When increasing the interaction between base pairs and deoxyriboses, increased transfer to deoxyriboses occurs. On the contrary, for initial placement at one of the deoxyriboses of the first monomer, the deoxyriboses of the first monomer are clearly preferred. When increasing $t_{\mathrm{S}}$, the transfer to base pairs increases. However, the value of $t_{\mathrm{S}}\ne 0$ determines only the probability distribution within each monomer, not between monomers; the latter is solely dependent on N. We also showed that, for given N and $t_{\mathrm{S}}$, initial placement at a base pair doubles all the probabilities to find the hole elsewhere in the segment compared to initial placement at a deoxyribose; it becomes increasingly difficult with N for a hole to be transferred from the first monomer, had it been initially placed at one of its deoxyriboses.

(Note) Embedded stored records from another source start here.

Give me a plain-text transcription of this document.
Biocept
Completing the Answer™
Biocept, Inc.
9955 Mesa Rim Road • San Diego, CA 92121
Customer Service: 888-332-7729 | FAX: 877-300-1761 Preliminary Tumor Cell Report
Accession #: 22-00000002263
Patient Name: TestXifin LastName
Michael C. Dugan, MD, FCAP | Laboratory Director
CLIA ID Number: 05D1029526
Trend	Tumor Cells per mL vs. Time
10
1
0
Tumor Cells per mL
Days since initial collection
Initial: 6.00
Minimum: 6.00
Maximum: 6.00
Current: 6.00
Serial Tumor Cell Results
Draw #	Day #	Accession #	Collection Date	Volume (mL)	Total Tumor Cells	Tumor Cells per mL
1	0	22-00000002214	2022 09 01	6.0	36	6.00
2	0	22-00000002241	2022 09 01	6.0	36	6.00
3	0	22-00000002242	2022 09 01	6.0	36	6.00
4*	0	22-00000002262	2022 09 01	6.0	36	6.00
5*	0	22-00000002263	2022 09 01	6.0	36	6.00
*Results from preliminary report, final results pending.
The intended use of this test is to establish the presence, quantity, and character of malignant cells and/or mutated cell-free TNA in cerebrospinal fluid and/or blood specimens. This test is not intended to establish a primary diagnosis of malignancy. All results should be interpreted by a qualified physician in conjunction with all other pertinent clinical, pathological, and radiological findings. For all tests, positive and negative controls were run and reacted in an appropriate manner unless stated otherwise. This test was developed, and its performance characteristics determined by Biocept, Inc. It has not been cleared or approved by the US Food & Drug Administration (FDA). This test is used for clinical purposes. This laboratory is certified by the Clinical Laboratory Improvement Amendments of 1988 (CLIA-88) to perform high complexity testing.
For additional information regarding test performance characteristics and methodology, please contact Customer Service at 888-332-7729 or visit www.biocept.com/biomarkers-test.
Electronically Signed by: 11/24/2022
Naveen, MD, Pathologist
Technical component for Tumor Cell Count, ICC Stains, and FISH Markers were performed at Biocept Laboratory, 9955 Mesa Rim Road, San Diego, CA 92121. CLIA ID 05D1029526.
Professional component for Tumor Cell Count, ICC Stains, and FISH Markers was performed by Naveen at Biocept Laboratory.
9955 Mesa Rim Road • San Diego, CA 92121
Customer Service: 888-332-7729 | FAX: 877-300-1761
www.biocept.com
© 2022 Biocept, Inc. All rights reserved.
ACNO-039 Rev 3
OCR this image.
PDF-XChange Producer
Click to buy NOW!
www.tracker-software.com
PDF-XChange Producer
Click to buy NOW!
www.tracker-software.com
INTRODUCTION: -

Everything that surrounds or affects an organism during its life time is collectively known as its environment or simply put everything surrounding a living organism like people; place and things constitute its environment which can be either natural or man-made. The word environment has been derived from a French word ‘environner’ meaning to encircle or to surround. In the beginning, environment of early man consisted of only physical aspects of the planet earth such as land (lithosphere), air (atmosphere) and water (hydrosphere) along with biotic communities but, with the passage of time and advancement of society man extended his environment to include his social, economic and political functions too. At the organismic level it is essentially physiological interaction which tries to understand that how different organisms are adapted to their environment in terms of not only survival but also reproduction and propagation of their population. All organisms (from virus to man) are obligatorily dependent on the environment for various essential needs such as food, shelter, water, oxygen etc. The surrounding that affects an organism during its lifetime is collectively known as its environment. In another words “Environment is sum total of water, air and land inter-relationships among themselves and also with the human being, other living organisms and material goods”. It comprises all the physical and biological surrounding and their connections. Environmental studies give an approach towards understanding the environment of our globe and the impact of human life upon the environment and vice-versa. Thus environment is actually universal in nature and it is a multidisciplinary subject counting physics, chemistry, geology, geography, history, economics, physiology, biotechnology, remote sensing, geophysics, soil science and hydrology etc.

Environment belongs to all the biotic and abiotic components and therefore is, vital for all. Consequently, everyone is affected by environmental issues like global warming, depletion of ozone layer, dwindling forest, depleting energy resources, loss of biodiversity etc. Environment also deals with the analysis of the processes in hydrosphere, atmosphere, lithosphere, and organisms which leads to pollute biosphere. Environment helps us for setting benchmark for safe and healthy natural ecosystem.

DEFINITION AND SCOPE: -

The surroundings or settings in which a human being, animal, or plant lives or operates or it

Additionally, dipole moment components can clearly show the type of carrier movement: for initial placement at the first base pair, the dipole moment oscillates solely along the macromolecule, while, for initial placement at a deoxyribose site, it mainly oscillates across the macromolecule. We also examined the frequency content of carrier movement, using analytical and numerical Fourier transforms and obtained the WMF of all sites and the TWMF of the polymer. These quantities can also be used to characterize the readiness of coherent charge transfer within the polymer. The TWMF decreases with polymer size, increases with $t_{\mathrm{S}}$, and is larger for initial placement at a base pair compared to initial placement at a deoxyriboze site.

The mean transfer rate between a site of the first monomer and a site of the last monomer decreases with N, as expected. The increase in $t_{\mathrm{S}}$ increases the sum of all mean transfer rates, i.e., ${\sum }_{\beta \ne \alpha }^{3N}{k}_{\alpha \beta }$. For given $t_{\mathrm{S}}$ and N, the coherent mean transfer rates involving end-to-end transfer are larger for initial hole placement at the base pair of the first monomer compared to initial hole placement at a deoxyribose of the first monomer, in accordance with what happens with the mean probabilities. Similar conclusions can be reached when studying hole transfer in all categories of DNA dimers, i.e., made up of identical monomers with purine on purine, made up of identical monomers with purine on pyrimidine, and made up of different monomers.